It’s one of Britain’s most beloved insects, the subject of children’s rhymes and a friend to gardeners.

But ladybird numbers are down by more than half in some parts of the country this year as a cold, wet spring flattens their numbers, naturalists say.

Gardeners have been urged to record beetle sightings and create habitats for the insects to help them recover from the poor start to the year.

A burst of warm weather early in the year brought adult ladybirds out of hibernation, with many then struggling to survive amid unseasonably cold and wet weather in April and May, which also affected their major food source, aphids.

Ben Keywood, entomologist at Sheffield and Rotherham Wildlife Trust, said he had observed numbers of key ladybird species 60 per cent lower than in previous years.

"I’ve been recording insects for a couple of decades now. I’ve never seen such a steep decline in populations at this time of the year," he said.

"Some years we’ve already had a second generation of ladybirds that have come out.

"If it’s a warm spring, the ones that overwintered will lay their eggs in March, their larvae will feed through April or May and by now we could be having a second generation of ladybirds already appearing.

"So far this year I haven’t seen a ladybird larva, so things are definitely behind. I don’t remember another year like this."

Britain has over 40 species of resident ladybird, including the native two-spot, seven-spot and 11-spot.

Since 2004 the invasive Harlequin ladybird, originally from Asia, has also been in the UK, outcompeting native species for food and eating their larvae and eggs.

This is thought to be behind the decline in native species, with a report published in 2015 by the UK Ladybird Survey concluding that seven out of eight native species of ladybird were declining, a pattern linked to the arrival of the harlequin.

Professor Helen Roy, who co-leads the survey, said she was hopeful that overall ladybird numbers would recover this year as the weather improves.

"Insects can catch up very quickly. If we now have some good weather and lots of aphids, the ladybirds will all very rapidly go through their life cycle and catch up from where they are at the moment," she said. 

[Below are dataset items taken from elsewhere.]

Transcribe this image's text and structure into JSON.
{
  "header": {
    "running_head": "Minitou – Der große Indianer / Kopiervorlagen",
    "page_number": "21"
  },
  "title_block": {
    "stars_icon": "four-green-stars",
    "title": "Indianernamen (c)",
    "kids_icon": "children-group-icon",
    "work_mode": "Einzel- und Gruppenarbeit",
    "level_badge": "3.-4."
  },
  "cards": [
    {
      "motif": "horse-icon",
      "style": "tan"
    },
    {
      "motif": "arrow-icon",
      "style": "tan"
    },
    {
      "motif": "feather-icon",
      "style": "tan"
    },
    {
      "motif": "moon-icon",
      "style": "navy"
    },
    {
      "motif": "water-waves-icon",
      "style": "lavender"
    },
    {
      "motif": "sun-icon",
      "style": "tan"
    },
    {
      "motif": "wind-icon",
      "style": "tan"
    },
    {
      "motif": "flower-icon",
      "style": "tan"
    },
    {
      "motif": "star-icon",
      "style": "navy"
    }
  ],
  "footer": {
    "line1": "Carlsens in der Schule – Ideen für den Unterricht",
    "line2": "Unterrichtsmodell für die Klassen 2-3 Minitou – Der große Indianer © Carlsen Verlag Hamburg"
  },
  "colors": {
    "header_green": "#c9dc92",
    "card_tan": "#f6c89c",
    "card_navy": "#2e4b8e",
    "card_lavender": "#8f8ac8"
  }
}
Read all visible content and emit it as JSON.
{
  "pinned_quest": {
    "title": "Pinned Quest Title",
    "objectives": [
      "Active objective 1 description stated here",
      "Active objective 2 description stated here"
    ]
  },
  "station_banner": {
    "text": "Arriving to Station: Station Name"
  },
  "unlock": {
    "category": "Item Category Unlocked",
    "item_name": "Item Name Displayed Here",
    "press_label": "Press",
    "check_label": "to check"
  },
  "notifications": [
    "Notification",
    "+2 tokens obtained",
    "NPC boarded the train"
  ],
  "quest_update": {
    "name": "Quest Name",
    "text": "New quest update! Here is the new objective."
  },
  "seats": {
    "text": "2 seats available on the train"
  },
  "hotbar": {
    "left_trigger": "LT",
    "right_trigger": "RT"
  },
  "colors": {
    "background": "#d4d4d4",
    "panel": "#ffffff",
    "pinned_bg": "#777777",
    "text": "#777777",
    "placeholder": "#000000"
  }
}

"We certainly saw good numbers of seven-spots emerging from their winter habitat, and we’ve got lots of records coming in.

"I would absolutely agree that I’m not yet seeing the larvae or the pupae but we are seeing the ladybirds mating.

"They are about and they are getting going and they have every possibility of catching up."

Scientists at the agricultural institute Rothamsted Research track aphid numbers to help farmers and horticulturalists understand the threat level from the pest, which can damage crops.

Dion Garrett, a PhD student at the institute, said aphid numbers had increased rapidly over the past few weeks.

"You get that lag effect when you start seeing an influx of pests or prey, and you then start seeing the predators and the parasites picking up a few weeks after that," he said. 

"I would have thought within a couple of weeks we’ll start seeing a lot of ladybird larvae eating on the influx of aphids."

Professor Brian Eversham, entomologist and chief executive of Bedfordshire, Cambridgeshire and Northamptonshire Wildlife Trust, said: "The amount of rain we had in May will certainly have affected a variety of insects – including beetles.

"Because flower-visiting beetles don’t generally feed on deep ‘bee’ flowers – where nectar is sheltered by the tubular flower structure – their favoured plants, such daisies and hogweed, are prone to being literally washed out by rain.

"By recording what’s found in your garden – and creating more diverse habitats – gardeners can play a central role in helping to understand how beetles and other insects are doing this year."